David Hockney is moving to France – so that he can smoke and work
David Hockney has announced that he’s turning his back on Los Angeles – the city where he painted some of his greatest works – because of America’s censorious attitude to smoking.
The 82-year-old, who first moved to Los Angeles in 1964, has told The Wall Street Journal Magazine that he’s relocating to Normandy so that he can eat and smoke at the same time.
“I’d like to just work and paint,” he told WSJ. “The French know how to live. They know about pleasure.”
Los Angeles now has some of the strictest laws on smoking, which is banned in all public places, including outside restaurants and bars.

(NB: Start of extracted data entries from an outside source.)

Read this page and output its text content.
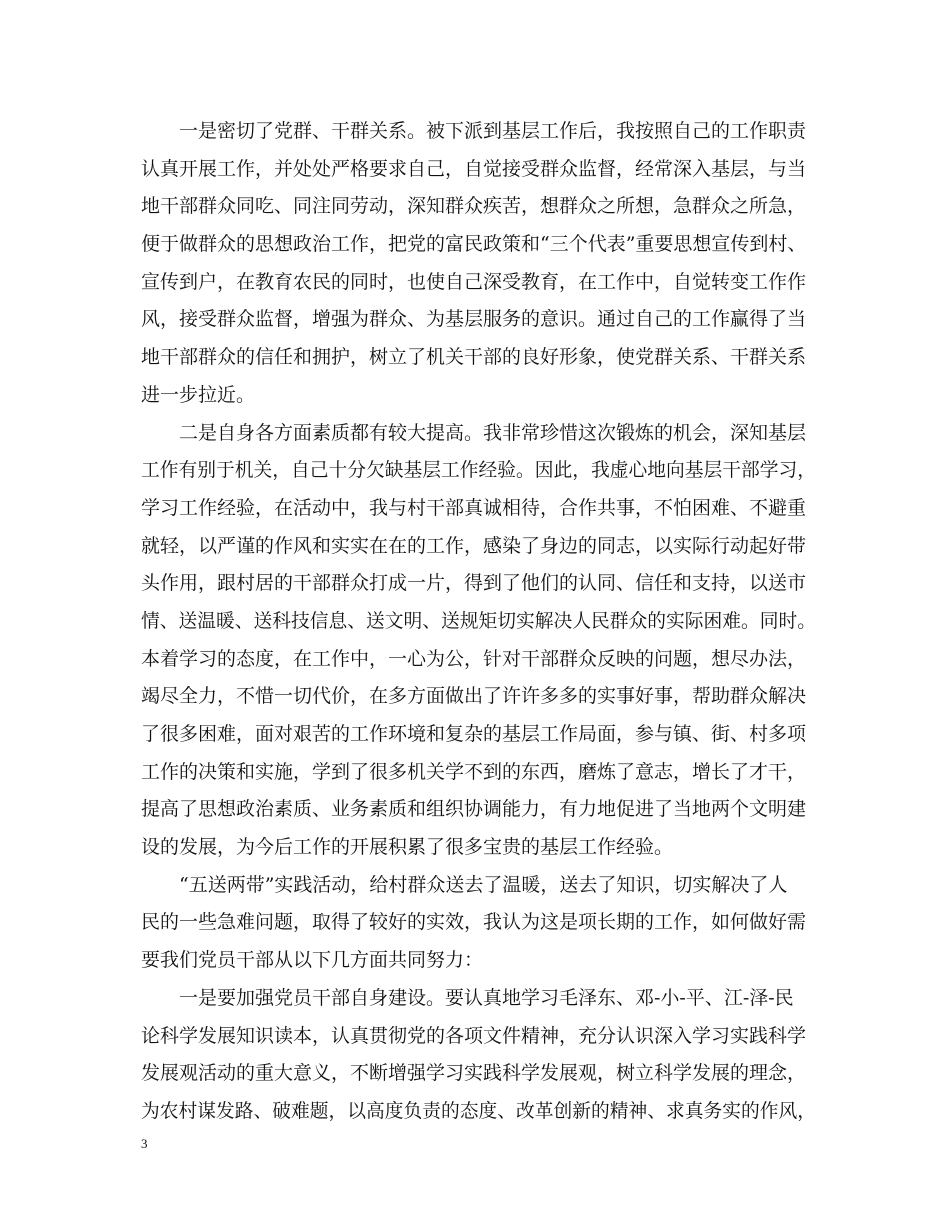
一是密切了党群、干群关系。被下派到基层工作后，我按照自己的工作职责
认真开展工作，并处处严格要求自己，自觉接受群众监督，经常深入基层，与当
地干部群众同吃、同注同劳动，深知群众疾苦，想群众之所想，急群众之所急，
便于做群众的思想政治工作，把党的富民政策和“三个代表”重要思想宣传到村、
宣传到户，在教育农民的同时，也使自己深受教育，在工作中，自觉转变工作作
风，接受群众监督，增强为群众、为基层服务的意识。通过自己的工作赢得了当
地干部群众的信任和拥护，树立了机关干部的良好形象，使党群关系、干群关系
进一步拉近。
二是自身各方面素质都有较大提高。我非常珍惜这次锻炼的机会，深知基层
工作有别于机关，自己十分欠缺基层工作经验。因此，我虚心地向基层干部学习，
学习工作经验，在活动中，我与村干部真诚相待，合作共事，不怕困难、不避重
就轻，以严谨的作风和实实在在的工作，感染了身边的同志，以实际行动起好带
头作用，跟村居的干部群众打成一片，得到了他们的认同、信任和支持，以送市
情、送温暖、送科技信息、送文明、送规矩切实解决人民群众的实际困难。同时。
本着学习的态度，在工作中，一心为公，针对干部群众反映的问题，想尽办法，
竭尽全力，不惜一切代价，在多方面做出了许许多多的实事好事，帮助群众解决
了很多困难，面对艰苦的工作环境和复杂的基层工作局面，参与镇、街、村多项
工作的决策和实施，学到了很多机关学不到的东西，磨炼了意志，增长了才干，
提高了思想政治素质、业务素质和组织协调能力，有力地促进了当地两个文明建
设的发展，为今后工作的开展积累了很多宝贵的基层工作经验。
“五送两带”实践活动，给村群众送去了温暖，送去了知识，切实解决了人
民的一些急难问题，取得了较好的实效，我认为这是项长期的工作，如何做好需
要我们党员干部从以下几方面共同努力：
一是要加强党员干部自身建设。要认真地学习毛泽东、邓-小-平、江-泽-民
论科学发展知识读本，认真贯彻党的各项文件精神，充分认识深入学习实践科学
发展观活动的重大意义，不断增强学习实践科学发展观，树立科学发展的理念，
为农村谋发路、破难题，以高度负责的态度、改革创新的精神、求真务实的作风，
3
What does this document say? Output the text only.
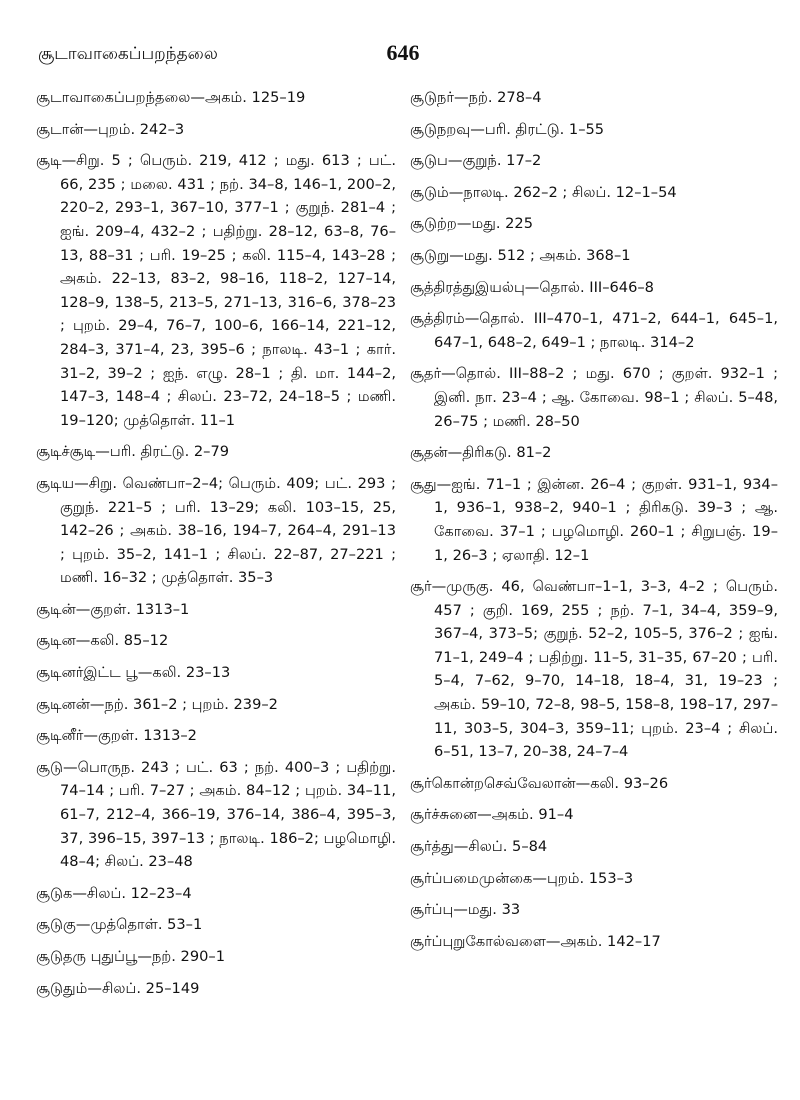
சூடாவாகைப்பறந்தலை	646
சூடாவாகைப்பறந்தலை—அகம். 125–19
சூடான்—புறம். 242–3
சூடி—சிறு. 5 ; பெரும். 219, 412 ; மது. 613 ; பட். 66, 235 ; மலை. 431 ; நற். 34–8, 146–1, 200–2, 220–2, 293–1, 367–10, 377–1 ; குறுந். 281–4 ; ஐங். 209–4, 432–2 ; பதிற்று. 28–12, 63–8, 76–13, 88–31 ; பரி. 19–25 ; கலி. 115–4, 143–28 ; அகம். 22–13, 83–2, 98–16, 118–2, 127–14, 128–9, 138–5, 213–5, 271–13, 316–6, 378–23 ; புறம். 29–4, 76–7, 100–6, 166–14, 221–12, 284–3, 371–4, 23, 395–6 ; நாலடி. 43–1 ; கார். 31–2, 39–2 ; ஐந். எழு. 28–1 ; தி. மா. 144–2, 147–3, 148–4 ; சிலப். 23–72, 24–18–5 ; மணி. 19–120; முத்தொள். 11–1
சூடிச்சூடி—பரி. திரட்டு. 2–79
சூடிய—சிறு. வெண்பா–2–4; பெரும். 409; பட். 293 ; குறுந். 221–5 ; பரி. 13–29; கலி. 103–15, 25, 142–26 ; அகம். 38–16, 194–7, 264–4, 291–13 ; புறம். 35–2, 141–1 ; சிலப். 22–87, 27–221 ; மணி. 16–32 ; முத்தொள். 35–3
சூடின்—குறள். 1313–1
சூடின—கலி. 85–12
சூடினர்இட்ட பூ—கலி. 23–13
சூடினன்—நற். 361–2 ; புறம். 239–2
சூடினீர்—குறள். 1313–2
சூடு—பொருந. 243 ; பட். 63 ; நற். 400–3 ; பதிற்று. 74–14 ; பரி. 7–27 ; அகம். 84–12 ; புறம். 34–11, 61–7, 212–4, 366–19, 376–14, 386–4, 395–3, 37, 396–15, 397–13 ; நாலடி. 186–2; பழமொழி. 48–4; சிலப். 23–48
சூடுக—சிலப். 12–23–4
சூடுகு—முத்தொள். 53–1
சூடுதரு புதுப்பூ—நற். 290–1
சூடுதும்—சிலப். 25–149
சூடுநர்—நற். 278–4
சூடுநறவு—பரி. திரட்டு. 1–55
சூடுப—குறுந். 17–2
சூடும்—நாலடி. 262–2 ; சிலப். 12–1–54
சூடுற்ற—மது. 225
சூடுறு—மது. 512 ; அகம். 368–1
சூத்திரத்துஇயல்பு—தொல். III–646–8
சூத்திரம்—தொல். III–470–1, 471–2, 644–1, 645–1, 647–1, 648–2, 649–1 ; நாலடி. 314–2
சூதர்—தொல். III–88–2 ; மது. 670 ; குறள். 932–1 ; இனி. நா. 23–4 ; ஆ. கோவை. 98–1 ; சிலப். 5–48, 26–75 ; மணி. 28–50
சூதன்—திரிகடு. 81–2
சூது—ஐங். 71–1 ; இன்ன. 26–4 ; குறள். 931–1, 934–1, 936–1, 938–2, 940–1 ; திரிகடு. 39–3 ; ஆ. கோவை. 37–1 ; பழமொழி. 260–1 ; சிறுபஞ். 19–1, 26–3 ; ஏலாதி. 12–1
சூர்—முருகு. 46, வெண்பா–1–1, 3–3, 4–2 ; பெரும். 457 ; குறி. 169, 255 ; நற். 7–1, 34–4, 359–9, 367–4, 373–5; குறுந். 52–2, 105–5, 376–2 ; ஐங். 71–1, 249–4 ; பதிற்று. 11–5, 31–35, 67–20 ; பரி. 5–4, 7–62, 9–70, 14–18, 18–4, 31, 19–23 ; அகம். 59–10, 72–8, 98–5, 158–8, 198–17, 297–11, 303–5, 304–3, 359–11; புறம். 23–4 ; சிலப். 6–51, 13–7, 20–38, 24–7–4
சூர்கொன்றசெவ்வேலான்—கலி. 93–26
சூர்ச்சுனை—அகம். 91–4
சூர்த்து—சிலப். 5–84
சூர்ப்பமைமுன்கை—புறம். 153–3
சூர்ப்பு—மது. 33
சூர்ப்புறுகோல்வளை—அகம். 142–17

“I’ve smoked for more than 60 years but I think I’m quite healthy…” explained Hockney. “I’m 82. How much longer do I have? I’m going to die of either a smoking-related illness or a non–smoking-related illness.”
Born in Bradford in 1937, Hockney went on to study at the Royal College of Art in London.
Soon after graduating from the Royal College of Art, in 1964 Hockney moved to live in Los Angeles. It was here that he began working on his swimming pool series. Working with the bright, bold colours of acrylics, the swimming pool series has in many ways defined his career.
His 1972 painting – Portrait of an Artist (Pool with Two Figures) – last year became the most expensive painting sold by a living artist when it was auctioned for USD$90m.
Hockney has consistently represented gay life and gay relationships in his work. Celebrating the domesticity of gay relationships, and drawing inspiration from the iconic publication Physique Pictorial.
In 2017, the Tate Britain presented a major retrospective of Hockney’s work, marking his 80th year. The exhibition then travelled to both Paris and New York.
Hockney is generally associated with the Pop Art movement, but his work also draws influence from the Expressionist traditions.